Petitioner correctly points out that an arbitrator may not make an award that exceeds the scope of the issues presented to him, Carr v. Joyce, 74 D.&C. 2d 288 (1975), Sley Systems Garages v. Transport Workers Union of America, 406 Pa. 370, 374, 178 A.2d 560, 561 (1962), and that the arbitrator in the case at bar arguably transgressed that rule by bas*273ing his ruling on Article III instead of Article V (seniority), which was the stated basis of the grievance.

The issue presentéd to the arbitrator was whether petitioner had the unfettered discretion to assign its officers to various shifts, regardless of seniority. While the arbitrator did not specify that Article V was violated, he specifically held that petitioner’s discretion was subject to those officers’ “seniority status.” This formed the basis for his later ruling on Article III. He therefore ruled in favor of the officers on their Article V claim, and by so doing properly concluded that petitioner had no basis for acting as it did. We find that the Article V violation amply justifies the arbitrator’s award.

B

When the grievance in this case was filed, it began as follows:

“Officer Harry P. Storch, Jr. is the main grievant, however, this grievance is being filed on behalf of all employees transferred (sic) off the shift they were assigned to accordingly to seniority bidding, and past practice.”

This statement is ineffective to begin multiple grievances, according to the Collective-Bargaining-Agreement, Article VI, §6(a):

“. . . a single grievance may be processed and the facts of the additional grievances may be presented directly in Step 1 or Step 2. Such additional grievances must be signed by each grievant, whereby such grievant agrees to be bound by the outcome of the original grievance.”

The arbitrator held that petitioner, by not objecting to this defect before the arbitration hearing, waived its right to object.

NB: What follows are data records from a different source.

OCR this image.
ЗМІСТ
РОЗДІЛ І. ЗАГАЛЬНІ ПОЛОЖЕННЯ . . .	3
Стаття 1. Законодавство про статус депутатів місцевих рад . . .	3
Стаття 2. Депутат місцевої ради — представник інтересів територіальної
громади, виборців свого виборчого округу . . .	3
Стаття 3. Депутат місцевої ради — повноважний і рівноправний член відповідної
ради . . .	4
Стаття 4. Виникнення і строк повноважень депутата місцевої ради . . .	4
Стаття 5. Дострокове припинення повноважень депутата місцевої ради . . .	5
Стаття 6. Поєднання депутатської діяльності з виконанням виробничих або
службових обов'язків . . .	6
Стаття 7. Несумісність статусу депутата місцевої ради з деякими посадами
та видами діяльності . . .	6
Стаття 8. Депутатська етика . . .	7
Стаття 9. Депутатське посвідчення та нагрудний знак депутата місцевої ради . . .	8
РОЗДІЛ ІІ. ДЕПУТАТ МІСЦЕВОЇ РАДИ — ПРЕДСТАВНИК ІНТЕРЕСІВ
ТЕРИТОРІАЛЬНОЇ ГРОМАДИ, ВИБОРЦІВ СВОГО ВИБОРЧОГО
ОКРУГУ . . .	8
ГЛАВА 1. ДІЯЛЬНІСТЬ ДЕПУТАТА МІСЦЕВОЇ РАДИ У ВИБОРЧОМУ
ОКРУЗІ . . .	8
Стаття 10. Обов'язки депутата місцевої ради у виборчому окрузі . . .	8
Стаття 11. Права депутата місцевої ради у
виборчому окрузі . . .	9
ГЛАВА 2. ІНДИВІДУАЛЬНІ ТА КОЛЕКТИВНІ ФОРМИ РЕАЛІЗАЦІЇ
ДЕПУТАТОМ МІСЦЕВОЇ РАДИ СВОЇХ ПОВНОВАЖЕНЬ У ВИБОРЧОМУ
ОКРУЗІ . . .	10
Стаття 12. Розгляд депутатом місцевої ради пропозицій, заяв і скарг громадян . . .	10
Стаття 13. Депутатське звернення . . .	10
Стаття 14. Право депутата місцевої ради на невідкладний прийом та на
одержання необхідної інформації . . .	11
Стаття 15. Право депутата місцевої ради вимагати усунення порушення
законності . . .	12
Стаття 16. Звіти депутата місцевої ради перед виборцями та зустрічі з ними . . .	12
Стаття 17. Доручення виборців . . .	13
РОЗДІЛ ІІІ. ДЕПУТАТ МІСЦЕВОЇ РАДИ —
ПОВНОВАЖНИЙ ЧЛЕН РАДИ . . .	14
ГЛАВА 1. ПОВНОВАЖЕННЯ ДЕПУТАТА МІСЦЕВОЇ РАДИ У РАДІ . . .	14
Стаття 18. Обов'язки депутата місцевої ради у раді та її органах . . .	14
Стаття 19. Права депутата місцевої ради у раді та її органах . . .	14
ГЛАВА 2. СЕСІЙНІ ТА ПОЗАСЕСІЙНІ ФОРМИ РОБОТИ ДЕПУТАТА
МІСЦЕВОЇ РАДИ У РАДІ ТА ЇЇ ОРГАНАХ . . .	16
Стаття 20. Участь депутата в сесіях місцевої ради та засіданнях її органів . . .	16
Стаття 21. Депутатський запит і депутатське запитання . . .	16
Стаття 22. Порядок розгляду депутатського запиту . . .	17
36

We agree with his holding. The original grievance clearly put petitioner on notice of multiple grievances. Petitioner had a list of *274the officers who were aggrieved, before the hearing. All those officers complied with Article VI, §6 immediately before the hearing (opinion of the Arbitrator, p. 7), and so bound themselves by the arbitrator’s decision. The proper time for petitioner to have objected was during Step 1 or Step 2; it also had two months between the appeal to the arbitrator and the hearing, within which to object.

CONCLUSION

The award of the arbitrator was properly entered. We therefore deny the petition to vacate.

ORDER

And now, this August 7, 1985, the petition of the City of Reading to vacate the arbitrator’s award of June 13, 1984, entered in favor of Officer Harry P. Storch, Jr. and 10 other officers employed by the City of Reading, is hereby denied.